The final result of the questionnaire and meeting should be an autopsy document that contains the conclusions of the investigation and actionable insights for the future.
And this investigation is not just about what went well or badly, but what will change for the future and how? What has led to great successes here that we can bottle and use for other projects?
Distribute the post-mortem roundup document to participants to get their signature. Then distribute the department-wide takeaways for future projects to everyone.
Project post mortem questions
- Quantitative questions to assess project implementation.
- Qualitative questions to go beyond the data.
- Subjective questions to understand the employee perspective.
So what exactly should an autopsy examine? There are a couple of different cross sections to frame your request. The basic categories of the investigation are planning, implementation, results and communication.
Within each category, you should ask quantitative, qualitative, and subjective questions:
Quantitative questions to evaluate the project implementation.
These are your standard yes or no questions.
- Have deadlines been met or missed?
- Have we performed all of the services described in the scope of the project?
- Have predefined key performance indicators been achieved?
- Have the outlined workflows and processes been followed?
- Was there a budget overrun?
If you look at the project from this perspective, the central question always arises: Was the plan good? Did we follow the plan? Was the plan bad? Why?
Any quantitative questions you ask should eventually lead back to this overarching topic.
Qualitative questions to go beyond the data.
These open questions should evaluate the project beyond the hard data and planning.
- Did we deliver the work to the high standards that we and our customer expect?
- Does the customer agree?
- Did people feel they had the resources, information, and support they needed to do their own jobs?
- Have campaign criteria or task expectations been poorly defined or communicated?
In both quantitative and qualitative studies, make sure you understand exactly what worked well and what did not.
For example, did you have a delivery date for the customer to share their personas but no built-in review time? Perhaps the client sent them in on time (according to the project plan), but they weren’t enough for the needs of the project.
Or did a lack of account manager oversight lead a new PPC campaign manager to overspend the client’s advertising budget?

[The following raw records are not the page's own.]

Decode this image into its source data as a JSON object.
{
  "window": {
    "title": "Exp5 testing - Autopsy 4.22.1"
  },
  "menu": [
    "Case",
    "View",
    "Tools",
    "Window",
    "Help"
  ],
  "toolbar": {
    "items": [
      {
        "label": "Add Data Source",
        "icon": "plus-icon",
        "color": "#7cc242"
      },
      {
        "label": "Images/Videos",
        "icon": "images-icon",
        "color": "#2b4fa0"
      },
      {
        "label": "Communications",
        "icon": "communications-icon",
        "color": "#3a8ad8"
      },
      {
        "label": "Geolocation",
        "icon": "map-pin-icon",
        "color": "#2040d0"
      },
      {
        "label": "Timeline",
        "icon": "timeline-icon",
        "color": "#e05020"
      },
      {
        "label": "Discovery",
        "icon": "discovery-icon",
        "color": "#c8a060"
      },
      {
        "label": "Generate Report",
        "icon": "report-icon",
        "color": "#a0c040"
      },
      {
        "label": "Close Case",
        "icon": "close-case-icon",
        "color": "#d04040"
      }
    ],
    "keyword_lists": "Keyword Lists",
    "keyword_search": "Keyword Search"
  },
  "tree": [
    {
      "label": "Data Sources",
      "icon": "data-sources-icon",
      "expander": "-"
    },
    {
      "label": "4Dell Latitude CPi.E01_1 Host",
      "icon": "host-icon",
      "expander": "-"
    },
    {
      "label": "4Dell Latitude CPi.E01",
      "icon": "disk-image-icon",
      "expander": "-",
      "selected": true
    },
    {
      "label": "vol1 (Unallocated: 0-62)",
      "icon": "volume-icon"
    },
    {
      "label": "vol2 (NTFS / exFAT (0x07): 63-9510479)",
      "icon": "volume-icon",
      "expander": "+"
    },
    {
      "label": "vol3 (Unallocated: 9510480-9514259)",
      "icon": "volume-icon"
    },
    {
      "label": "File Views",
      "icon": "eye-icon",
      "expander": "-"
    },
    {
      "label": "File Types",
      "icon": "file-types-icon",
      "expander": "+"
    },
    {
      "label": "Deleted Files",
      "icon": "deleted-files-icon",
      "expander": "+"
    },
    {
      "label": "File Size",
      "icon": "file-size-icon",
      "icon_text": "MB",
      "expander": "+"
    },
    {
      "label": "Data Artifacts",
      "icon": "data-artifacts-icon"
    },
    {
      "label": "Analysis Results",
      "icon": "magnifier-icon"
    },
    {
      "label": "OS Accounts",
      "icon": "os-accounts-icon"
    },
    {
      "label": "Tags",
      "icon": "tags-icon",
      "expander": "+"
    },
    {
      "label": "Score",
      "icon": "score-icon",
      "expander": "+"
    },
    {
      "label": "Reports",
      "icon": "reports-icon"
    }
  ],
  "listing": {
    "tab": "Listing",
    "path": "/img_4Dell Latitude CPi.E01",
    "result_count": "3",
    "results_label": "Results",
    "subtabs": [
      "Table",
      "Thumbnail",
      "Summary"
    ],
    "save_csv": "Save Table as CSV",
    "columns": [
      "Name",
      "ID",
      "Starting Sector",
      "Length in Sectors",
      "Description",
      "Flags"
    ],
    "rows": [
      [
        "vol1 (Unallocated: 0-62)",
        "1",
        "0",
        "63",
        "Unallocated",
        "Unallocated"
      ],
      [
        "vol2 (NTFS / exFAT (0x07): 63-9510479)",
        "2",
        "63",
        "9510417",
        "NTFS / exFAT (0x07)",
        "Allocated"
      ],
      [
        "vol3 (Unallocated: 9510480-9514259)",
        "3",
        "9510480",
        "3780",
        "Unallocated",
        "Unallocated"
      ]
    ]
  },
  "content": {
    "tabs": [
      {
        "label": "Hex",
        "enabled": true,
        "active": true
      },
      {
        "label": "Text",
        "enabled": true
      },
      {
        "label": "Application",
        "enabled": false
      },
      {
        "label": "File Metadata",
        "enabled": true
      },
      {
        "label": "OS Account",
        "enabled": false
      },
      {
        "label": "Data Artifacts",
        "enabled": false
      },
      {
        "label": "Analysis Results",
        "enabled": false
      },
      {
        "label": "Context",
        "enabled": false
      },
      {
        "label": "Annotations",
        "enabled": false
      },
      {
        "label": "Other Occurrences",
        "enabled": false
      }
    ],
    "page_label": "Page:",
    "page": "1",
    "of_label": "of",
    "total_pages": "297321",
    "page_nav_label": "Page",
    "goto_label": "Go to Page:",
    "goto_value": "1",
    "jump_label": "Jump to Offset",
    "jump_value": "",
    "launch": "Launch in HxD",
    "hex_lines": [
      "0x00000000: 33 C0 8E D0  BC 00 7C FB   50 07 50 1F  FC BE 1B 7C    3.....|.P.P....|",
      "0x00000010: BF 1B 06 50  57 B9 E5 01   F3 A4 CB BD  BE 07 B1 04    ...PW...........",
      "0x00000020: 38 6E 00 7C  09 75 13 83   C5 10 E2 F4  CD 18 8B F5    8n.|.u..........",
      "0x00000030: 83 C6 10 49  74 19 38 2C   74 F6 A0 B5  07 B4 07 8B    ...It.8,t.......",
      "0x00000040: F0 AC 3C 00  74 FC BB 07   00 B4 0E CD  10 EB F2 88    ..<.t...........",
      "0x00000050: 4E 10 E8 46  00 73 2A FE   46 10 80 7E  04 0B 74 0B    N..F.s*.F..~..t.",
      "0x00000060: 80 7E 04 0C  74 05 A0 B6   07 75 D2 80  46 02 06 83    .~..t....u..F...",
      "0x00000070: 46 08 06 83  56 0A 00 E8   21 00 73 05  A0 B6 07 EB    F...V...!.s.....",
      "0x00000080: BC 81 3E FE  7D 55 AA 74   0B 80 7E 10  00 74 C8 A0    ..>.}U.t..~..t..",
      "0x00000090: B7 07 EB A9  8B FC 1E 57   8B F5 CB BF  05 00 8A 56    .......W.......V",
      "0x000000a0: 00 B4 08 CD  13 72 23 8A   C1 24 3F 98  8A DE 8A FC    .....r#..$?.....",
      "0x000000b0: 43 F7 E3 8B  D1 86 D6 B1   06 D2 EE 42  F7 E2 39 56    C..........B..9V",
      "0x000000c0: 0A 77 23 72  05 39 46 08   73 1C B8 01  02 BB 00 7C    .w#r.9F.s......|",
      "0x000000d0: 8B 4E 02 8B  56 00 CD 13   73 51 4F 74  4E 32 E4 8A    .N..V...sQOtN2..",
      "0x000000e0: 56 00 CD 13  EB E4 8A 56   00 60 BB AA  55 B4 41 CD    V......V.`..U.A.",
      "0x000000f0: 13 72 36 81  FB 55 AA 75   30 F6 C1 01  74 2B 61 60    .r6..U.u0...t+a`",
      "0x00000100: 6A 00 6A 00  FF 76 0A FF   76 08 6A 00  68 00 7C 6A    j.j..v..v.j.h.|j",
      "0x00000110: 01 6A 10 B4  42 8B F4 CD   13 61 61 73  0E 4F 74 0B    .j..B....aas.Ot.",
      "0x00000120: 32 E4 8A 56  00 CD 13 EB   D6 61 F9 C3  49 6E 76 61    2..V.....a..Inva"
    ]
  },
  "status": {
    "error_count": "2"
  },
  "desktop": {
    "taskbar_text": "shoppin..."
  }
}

Going into the details can help identify the root of the problems.
Subjective questions to understand the employee perspective
Subjective questions help assess how your team members are feeling and can help leadership identify worrying signs of burnout and fatigue early on.
These questions also let executives know which processes work best with their team and help them plan future projects.
- What did people like most and least about this project?
- How was the cooperation with the customer?
- What changes would you make to this type of project in the future?
- How could work with this customer or between certain departments run more smoothly in the future?
- Would you like to work on a similar project again? If not why not?
A post-mortem meeting helps your team to continuously improve your process. Remember that an autopsy that does not affect future action is a waste of time. With that in mind, make sure you follow up on your findings for better results on subsequent projects.